Yue Li (University of Florida), Chris Agnew (Stanford University), Andrew Powers (Greentime.ai), and Ian Humphreys (Foundation for Environmental Education) talk through examples and strategies for integrating AI in ways that support learning and global education efforts, while keeping equity, ethics, the environment, and human-centered design in mind. This webinar covers topics such as reducing bias, protecting privacy, and adapting learning approaches as AI tools evolve.
Come away with useful ideas and new thinking—and we look forward to hearing your questions and how you’re experimenting with AI in your own work.
Speakers

Dr. Yue Li is an Assistant Professor of Environmental Education in the School of Forest, Fisheries, and Geomatics Sciences at the University of Florida. Her research focuses on AI integration into environmental education, professional development for environmental educators, environmental action, and community engagement. Her recent projects explore the role of AI in empowering environmental educators and engaging audiences to advance environmental education practices. She also investigates how the Community Action Projects for the Environment (CAPE) framework can be applied to audiences ranging from youth to senior adults. Yue is also a fellow of the Florida Natural Resources Leadership Institute Class 25. At UF, she teaches Environmental Education Program Development and Conservation Behavior.

Chris Agnew leads the AI Hub for Education at the Stanford Accelerator for Learning. The Hub is a trusted source for education system leaders on what’s working (and what’s not), leveraging AI to benefit students and schools and to reimagine learning. Across 25 years in experiential and applied education, his career spans teaching and executive leadership roles across K12 and post-secondary settings. Environmental education has shaped his career from the beginning, spending formative years at NOLS and later serving five years as the Executive Director of the Teton Science Schools. Prior to Stanford, Chris led US higher ed strategy and credentials for Multiverse, an edtech startup using professional apprenticeships as an alternative to college and university.

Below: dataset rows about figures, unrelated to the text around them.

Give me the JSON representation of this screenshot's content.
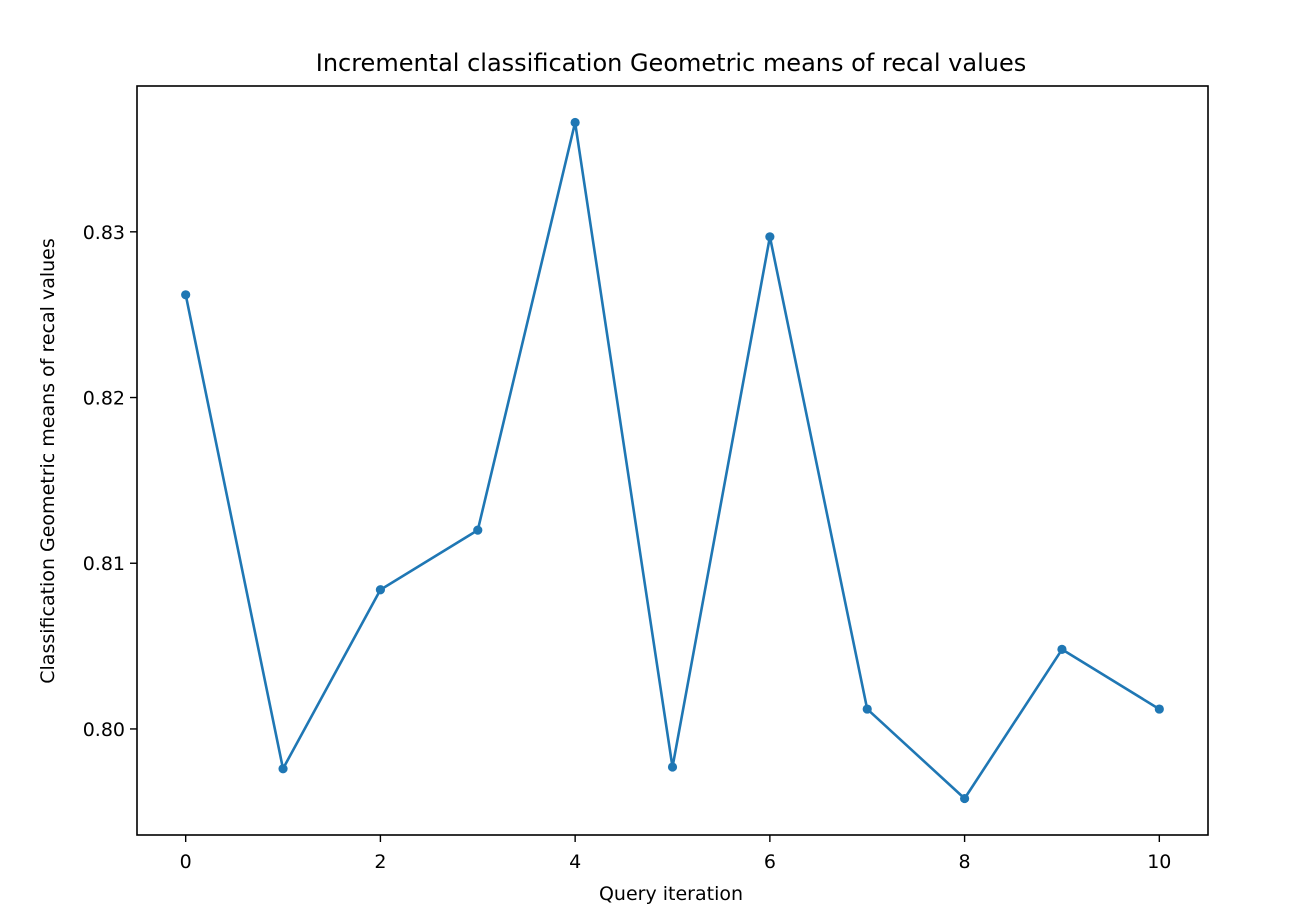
{
  "chart_data": {
    "type": "line",
    "title": "Incremental classification Geometric means of recal values",
    "xlabel": "Query iteration",
    "ylabel": "Classification Geometric means of recal values",
    "xlim": [
      -0.5,
      10.5
    ],
    "ylim": [
      0.7936,
      0.8388
    ],
    "xticks": [
      0,
      2,
      4,
      6,
      8,
      10
    ],
    "yticks": [
      0.8,
      0.81,
      0.82,
      0.83
    ],
    "xtick_labels": [
      "0",
      "2",
      "4",
      "6",
      "8",
      "10"
    ],
    "ytick_labels": [
      "0.80",
      "0.81",
      "0.82",
      "0.83"
    ],
    "grid": false,
    "legend": "none",
    "series": [
      {
        "color": "#1f77b4",
        "marker": "circle",
        "x": [
          0,
          1,
          2,
          3,
          4,
          5,
          6,
          7,
          8,
          9,
          10
        ],
        "y": [
          0.8262,
          0.7976,
          0.8084,
          0.812,
          0.8366,
          0.7977,
          0.8297,
          0.8012,
          0.7958,
          0.8048,
          0.8012
        ]
      }
    ]
  }
}
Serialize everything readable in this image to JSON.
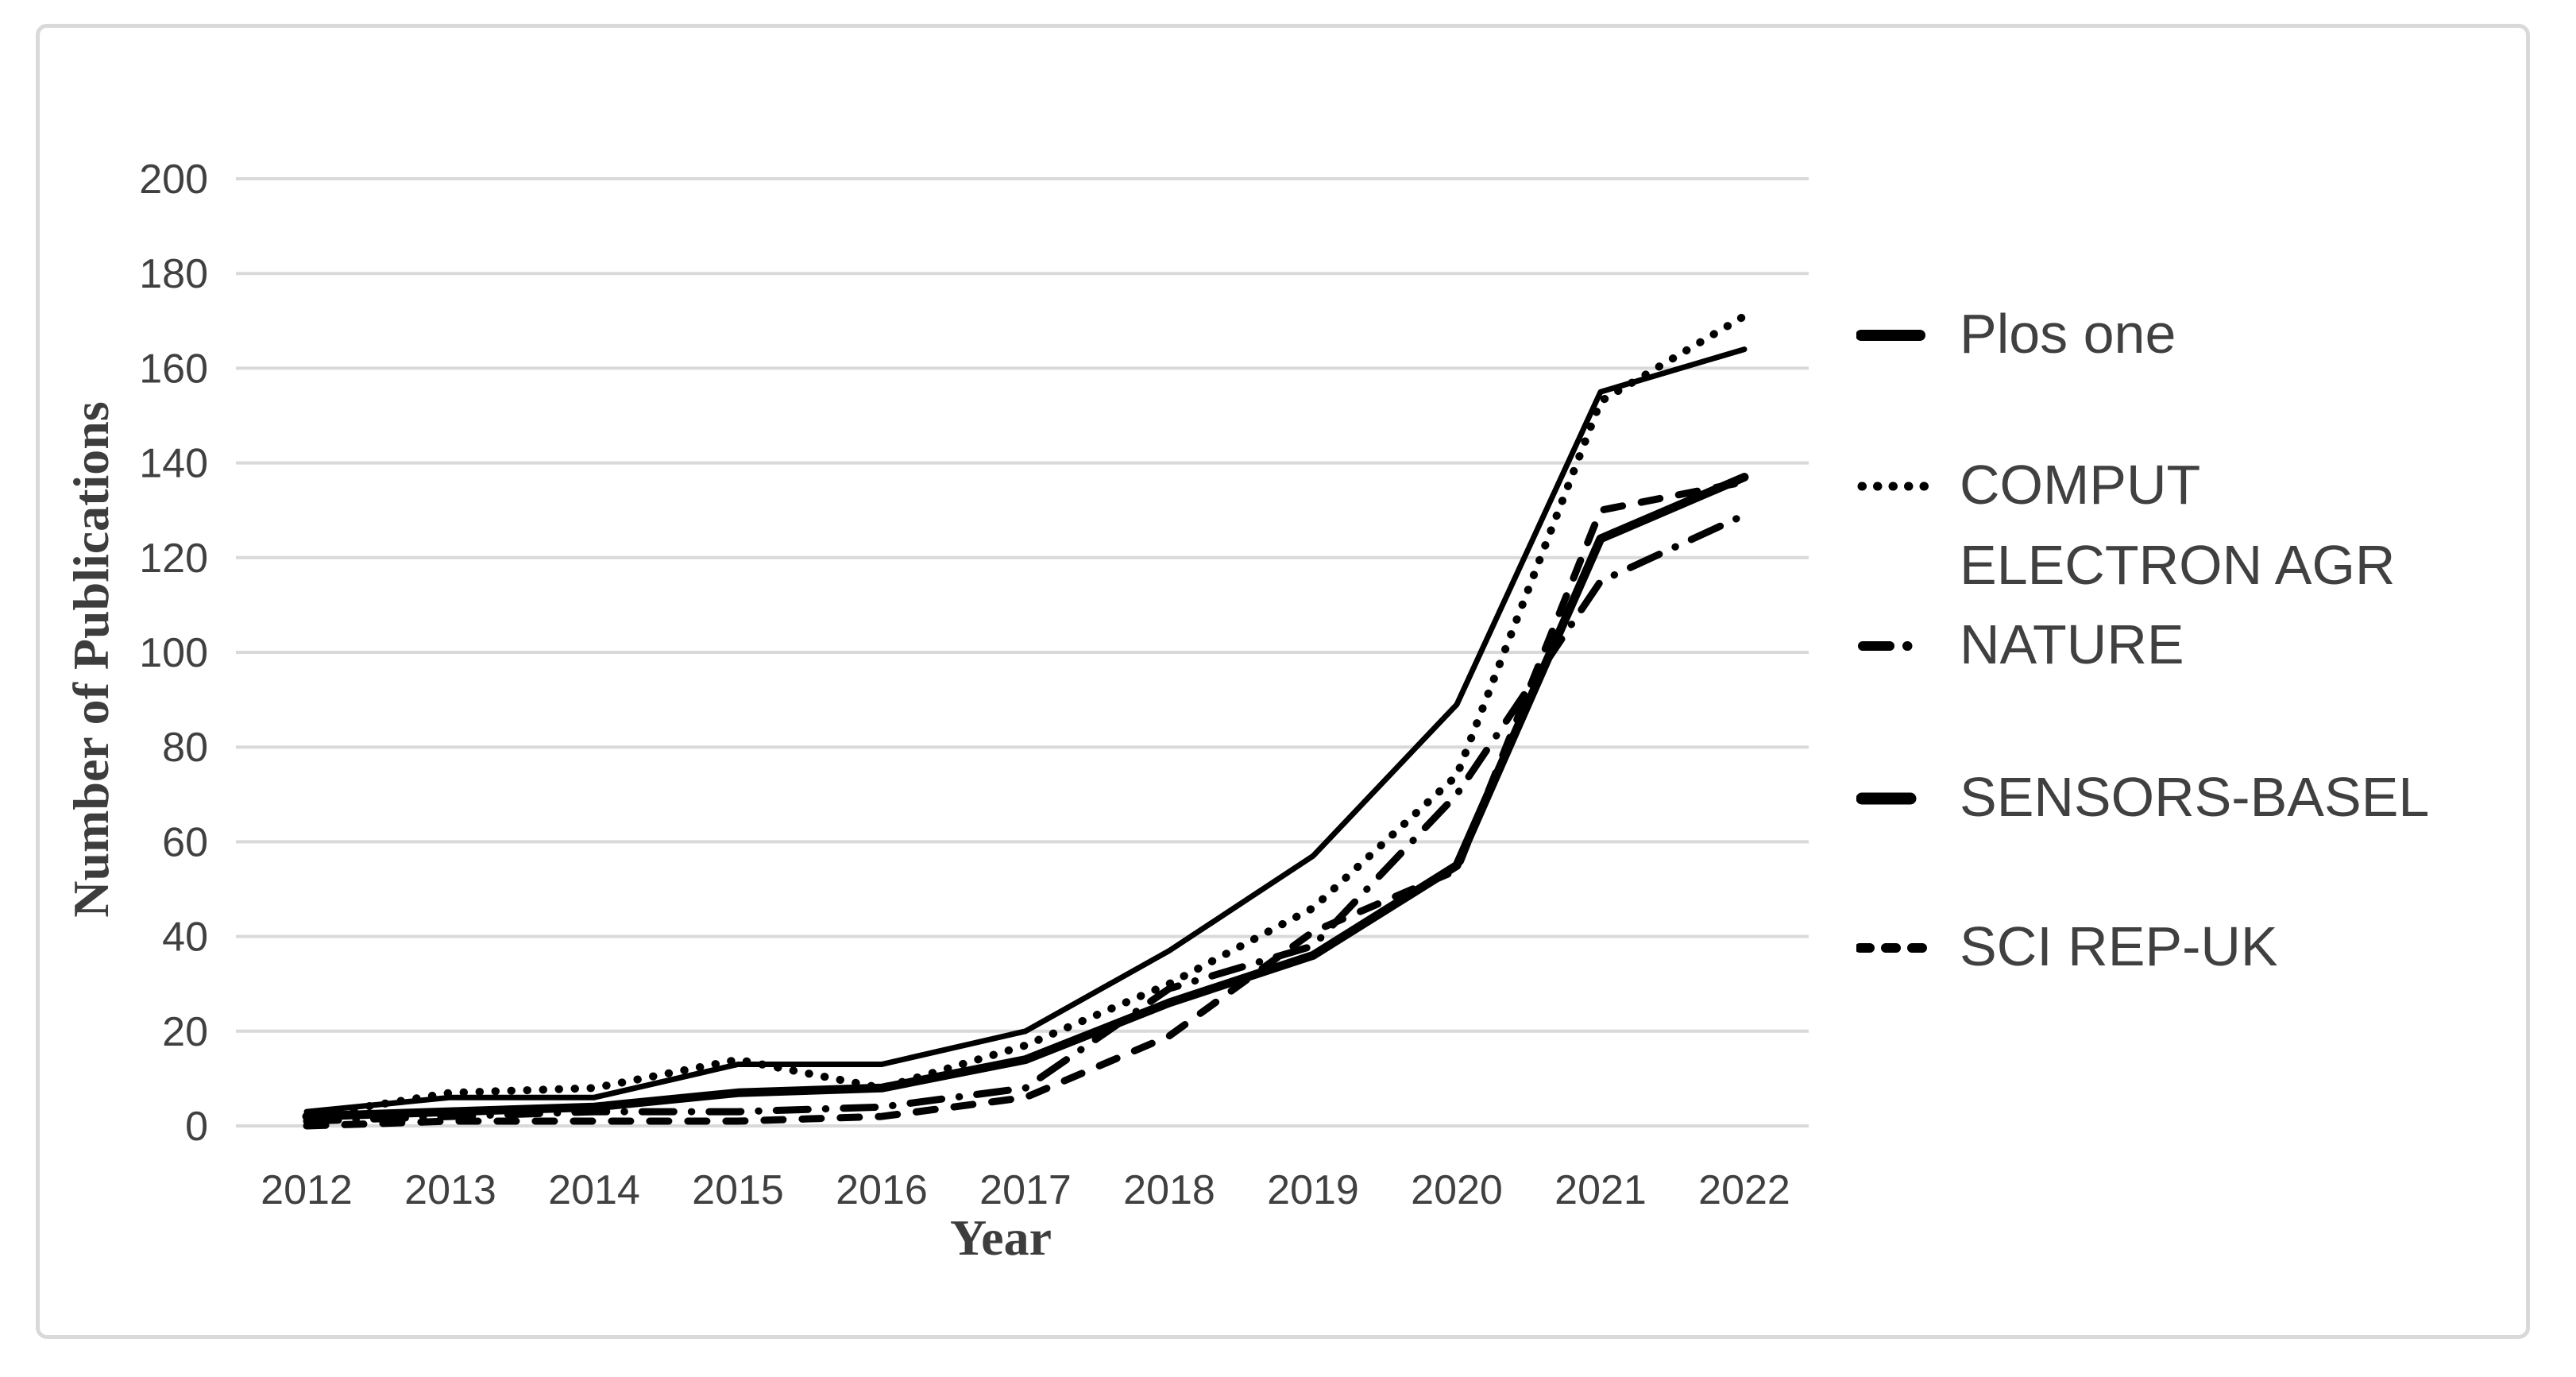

Andrew Powers is an AI Field Naturalist with Greentime.ai, where he helps mission-driven organizations explore and navigate AI adoption with practical, ethically-guided training. Drawing on 20 years as a co-founder of PEER Associates, a consultancy specializing in evaluation and organizational development for environmental education organizations, Andrew brings deep roots in the EE community to questions about AI's role in our work and lives. He's working toward a future where AI serves human flourishing rather than concentrating power in extractive systems, developing approaches that help organizations use AI without compromising their values or mission.

Dr. Ian Humphreys (Moderator) is a board member of the Foundation for Environmental Education, which supports Eco-Schools around the world, as well as several initiatives, including Young Reporters for the Environment and more. Ian is the former Executive Director of Keep Northern Ireland Beautiful (KNIB). He spent 14 years with The Conservation Volunteers before he joined KNIB. He has strong environmental and research credentials, including a PhD from The Queen's University of Belfast. At Keep Northern Ireland Beautiful, Ian helped oversee the rapid growth in Eco-Schools, with every school now participating. He has conducted research focusing on the effects of interventions on behaviour and developing civic leadership in young people, and is also involved in the running of Copeland Bird Observatory in a voluntary capacity.